News and Press Releases

Jury Convicts Leader of Houston Hostage Taking Organization

March 6, 2014

HOUSTON – A federal jury in Houston has convicted Mexican national Samuel Castro-Flores, aka “Chame” or “Chamuco,” 41, on 18 counts to include conspiracy to commit hostage taking, hostage taking and other charges involving smuggling aliens and firearms, announced United States Attorney Kenneth Magidson. The verdict was returned this afternoon following a two-week trial and approximately an hour of deliberation. 

The charges in the case stem from an investigation that began in mid-August 2012. Two illegal aliens had been smuggled into the country and their family members began to receive extortion calls demanding money for their release.

On Sept. 7, 2012, agents executed a search warrant at a residence on Amblewood Drive in Houston and encountered 26 illegal aliens, at least two of whom were juveniles, being held hostage inside the residence. According to the victim aliens, upon arrival in Houston they were forced to undress and informed they had been “sold” and would not be released until family members paid for their release. Victims reported they were held in their underwear, in locked rooms with boarded up windows and in deplorable conditions. The victims also indicated they were guarded by men constantly armed with a handgun. Some victims said they were threatened with harm or death if payment was not received.

The evidence at trial showed Castro-Flores was the leader of the organization which held these aliens hostage and extorted their families for thousands of dollars before their release. The evidence demonstrated Castro-Flores took extensive steps to avoid being detected by law enforcement. For example, he asked witnesses to help him present a false story that he was simply a repairman who happened to be at the Amblewood residence on one occasion to fix the air-conditioning.

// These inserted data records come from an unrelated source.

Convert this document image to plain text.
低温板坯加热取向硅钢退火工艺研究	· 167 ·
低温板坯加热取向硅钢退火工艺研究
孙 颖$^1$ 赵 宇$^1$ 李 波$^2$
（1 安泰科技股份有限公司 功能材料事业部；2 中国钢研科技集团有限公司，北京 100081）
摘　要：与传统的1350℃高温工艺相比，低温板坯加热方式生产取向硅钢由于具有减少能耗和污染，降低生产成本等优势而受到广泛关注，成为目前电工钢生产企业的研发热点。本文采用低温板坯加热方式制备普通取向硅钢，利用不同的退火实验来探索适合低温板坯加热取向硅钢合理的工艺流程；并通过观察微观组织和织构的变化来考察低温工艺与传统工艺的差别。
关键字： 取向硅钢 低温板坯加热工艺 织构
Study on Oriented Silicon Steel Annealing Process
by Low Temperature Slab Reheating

An air-conditioning repair company owner in Houston reported that he once employed Castro-Flores as a helper in his business but fired him after learning he was involved in smuggling aliens. He also testified Castro-Flores later tried to use him to present a false impression to law enforcement that he was only involved in the air-conditioning business.
    
Prior to committing the offenses in this case, Castro-Flores was convicted of conspiracy to harbor aliens in the Southern District of Texas in July 2009 and subsequently deported in January 2011. He re-entered the United States after his deportation and was arrested in this case on Dec. 5, 2012, in Houston. Before trial, Castro-Flores pleaded guilty to illegal re-entry, one of the charges from the indictment in the current case. 

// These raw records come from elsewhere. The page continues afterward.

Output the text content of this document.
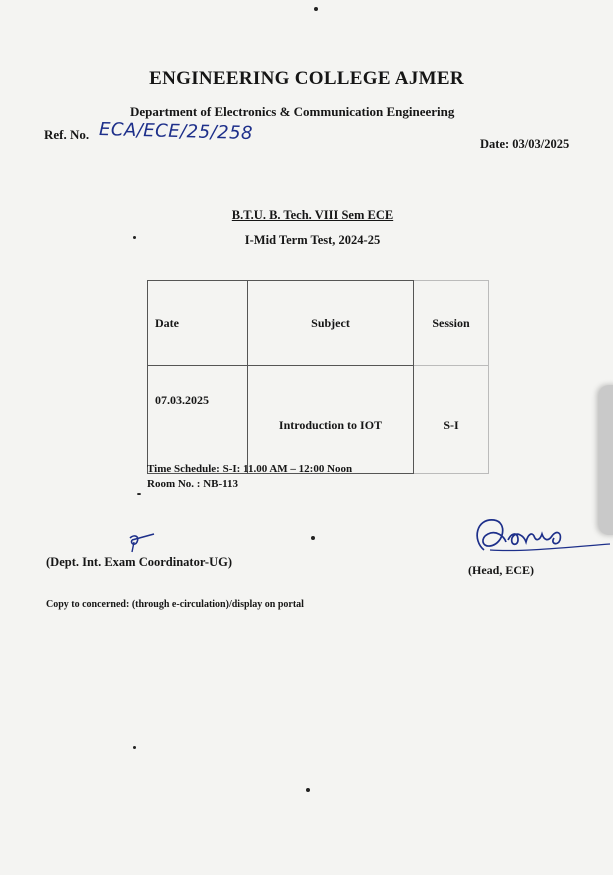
ENGINEERING COLLEGE AJMER
Department of Electronics & Communication Engineering
Ref. No. ECA/ECE/25/258	Date: 03/03/2025
B.T.U. B. Tech. VIII Sem ECE
I-Mid Term Test, 2024-25
Date	Subject	Session
07.03.2025	Introduction to IOT	S-I
Time Schedule: S-I: 11.00 AM – 12:00 Noon
Room No. : NB-113
(Dept. Int. Exam Coordinator-UG)
(Head, ECE)
Copy to concerned: (through e-circulation)/display on portal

He was convicted of one count of conspiracy to commit hostage taking, five counts of hostage taking, one count of conspiracy to harbor illegal aliens, five counts of harboring illegal aliens, one count of being an alien illegally present in the U.S., one count of
conspiracy to transport illegal aliens, two counts of transportation of illegal aliens, as well as using and carrying a firearm in furtherance of a crime and brandishing that firearm.

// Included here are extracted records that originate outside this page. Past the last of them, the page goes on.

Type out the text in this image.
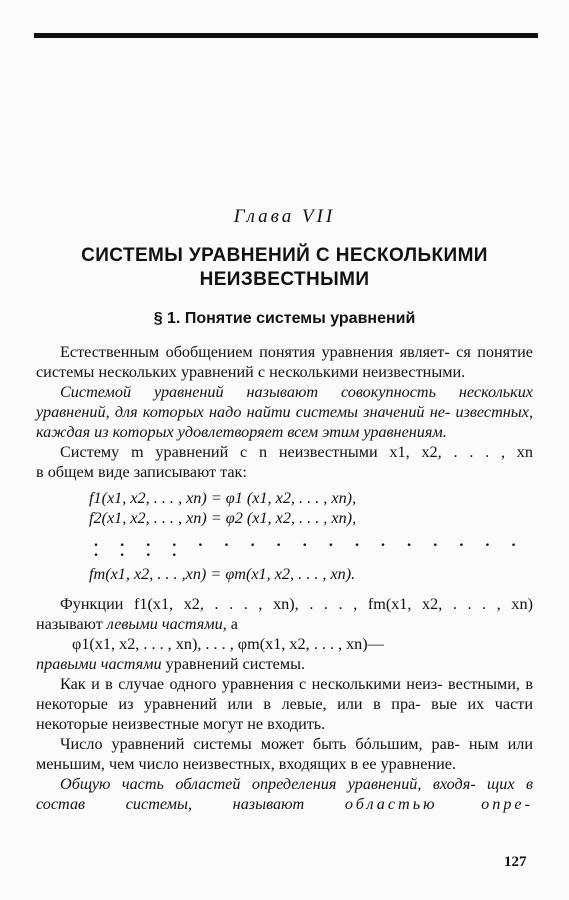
Глава VII
СИСТЕМЫ УРАВНЕНИЙ С НЕСКОЛЬКИМИ
НЕИЗВЕСТНЫМИ
§ 1. Понятие системы уравнений

Естественным обобщением понятия уравнения являет- ся понятие системы нескольких уравнений с несколькими неизвестными.

Системой уравнений называют совокупность нескольких уравнений, для которых надо найти системы значений не- известных, каждая из которых удовлетворяет всем этим уравнениям.

Систему m уравнений с n неизвестными x1, x2, . . . , xn

в общем виде записывают так:

f1(x1, x2, . . . , xn) = φ1 (x1, x2, . . . , xn),
f2(x1, x2, . . . , xn) = φ2 (x1, x2, . . . , xn),
. . . . . . . . . . . . . . . . . . . . .
fm(x1, x2, . . . ,xn) = φm(x1, x2, . . . , xn).

Функции f1(x1, x2, . . . , xn), . . . , fm(x1, x2, . . . , xn)

называют левыми частями, а

φ1(x1, x2, . . . , xn), . . . , φm(x1, x2, . . . , xn)—

правыми частями уравнений системы.

Как и в случае одного уравнения с несколькими неиз- вестными, в некоторые из уравнений или в левые, или в пра- вые их части некоторые неизвестные могут не входить.

Число уравнений системы может быть бóльшим, рав- ным или меньшим, чем число неизвестных, входящих в ее уравнение.

Общую часть областей определения уравнений, входя- щих в состав системы, называют	областью опре-

127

U.S. District Judge Gray Miller, who presided over the trial, has set sentencing for June 28, 2014. At that time, he faces up to life in prison for each of the hostage taking counts. He also faces up to 20 years for the illegal entry after deportation and up to 10 years for each of the alien harboring and transporting counts. For the firearms charges, he will also face another seven years to life in prison, which must be served consecutively to any other prison term imposed. All the convictions also carry as possible punishment a $250,000 fine.

Already on supervised release for the 2009 alien harboring case, he faces possible revocation of that term and up to another 10 years additional imprisonment. 

The investigation leading to the charges in this case was conducted by Homeland Security Investigations in Houston, Washington, D.C., and Virginia along with the Houston Police Department. Assistant United States Attorneys Casey N. MacDonald and Arthur R. Jones prosecuted the case.